Le grand air des vignerons et vins bretons, à Loperhet (29)

Le 17 octobre dernier, se tenait, dans un petit village du Finistère, entre Brest et Quimper, l'Assemblée Générale de l'ARVB, Association pour la Reconnaissance des Vins Bretons. Certains trouveront cela tout à fait anecdotique et ils n'auront pas vraiment tort. Mais, les choses sont en train de changer!... En effet, si on avait déjà noté une renaissance de l'intérêt pour la vigne en Bretagne tout au long du XXè siècle, ce n'est que le 1er janvier 2016 que l'ONIVIN, organisme public qui gère la production de vin en France, leva l'interdiction de créer de nouveaux vignobles sur le territoire, même si une tolérance existait déjà. C'est alors une directive européenne qui permet à la France d'accroître son vignoble de 1% chaque année, soit 8000 hectares, sans aucune restriction territoriale. Depuis, ce sont 3000 à 4000 hectares par an qui ont été autorisés sur l'ensemble du territoire. Et donc, en Bretagne!...

Landevennec
www.abbaye-landevennec.fr

Non loin de Loperhet, village au coeur du pays de Plougastel-Kernevodaz, se situe l'Abbaye de Landévennec. Lorsqu'on fait quelques recherches quant au vignoble breton et à son histoire, il est souvent indiqué que celle-ci disposait d'un vignoble dès le Vè siècle, notamment destiné à produire un vin pour le culte chrétien. On sait aussi que des écrits attestent de la présence de la vigne dans la vallée de la Rance, en Morbihan dans la Presqu'île de Rhuys et autour de Redon. Parfois, la toponymie locale a gardé la trace de cette viticulture ancienne. Au cours des XVIIè et XVIIIè siècles, ce sont plutôt des raisons climatiques qui réduisent le vignoble. Ainsi, sait-on que l'hiver 1709 fut si froid, qu'il ravagea les vignes. Mais, sous l'influence de Colbert, ministre de Louis XIV et grand serviteur de l'Etat, une sorte de planification, innovante pour l'époque, influença quelques choix. Ainsi, la culture de la vigne étant difficile en Bretagne, du fait de la météo, celle-ci est remplacée, d'autorité parfois, par les pommiers, moins sujets aux parasites notamment. La Bretagne devient donc une terre à cidre... et aussi à céréales. D'élevage mais aussi maraîchère désormais. Il restera bien quelques dizaines ou centaines d'hectares, ici ou là, mais pas au point de s'inscrire dans la mémoire de tous les Bretons, qui purent trouver, dans les régions voisines (Pays Nantais, Anjou, puis plus tard Bordeaux, grâce aux échanges maritimes), du vin à consommer au moindre prix. On sait également qu'en 1848, des documents statistiques attestent de quelques 800 hectares de vignes cadastrées pour toute la région, mais le phyloxéra va alors apparaître.

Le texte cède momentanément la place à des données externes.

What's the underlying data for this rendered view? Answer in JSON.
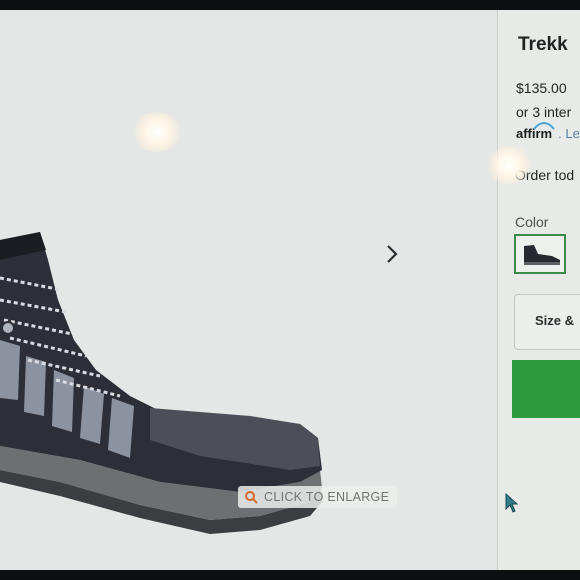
{
  "gallery": {
    "enlarge_label": "CLICK TO ENLARGE",
    "next_icon": "chevron-right-icon",
    "search_icon": "magnifier-icon"
  },
  "product": {
    "title": "Trekk",
    "price": "$135.00",
    "installments": "or 3 inter",
    "affirm_logo": "affirm",
    "affirm_suffix": ". Le",
    "order_text": "Order tod",
    "color_label": "Color",
    "size_button_label": "Size &"
  },
  "colors": {
    "accent_green": "#2c9a3d",
    "swatch_border": "#3a8a4a",
    "link_blue": "#5a7fa8"
  }
}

AG 2020 ARVB  AG 2020 ARVB 2

Ils étaient donc quelques dizaines à témoigner, le mois dernier, de cette renaissance et pour certains, de l'authenticité de leur passion, au point qu'ils sont devenus vignerons de Bretagne, au même titre que dans les autres régions. Naguère, si les vignobles se limitaient à quelques rangs plantés dans des jardins privés ou à des treilles, histoire de faire de l'ombre sur quelques terrasses estivales (non, il ne pleut pas tous les jours en Bretagne, loin s'en faut!), des parcelles plantées de façon plus rigoureuses, souvent dans un cadre associatif (à St Suliac ou Quimper par exemple), avaient vu le jour depuis le debut des années 2000 et 2010. Désormais, de véritables projets permettant la production de cuvées choisies, composées de cépages se voulant adaptés, sont apparus à Rennes, Belle Île en Mer, Groix et de nouveau dans la Presqu'île de Rhuys, pour ne citer que ceux-là.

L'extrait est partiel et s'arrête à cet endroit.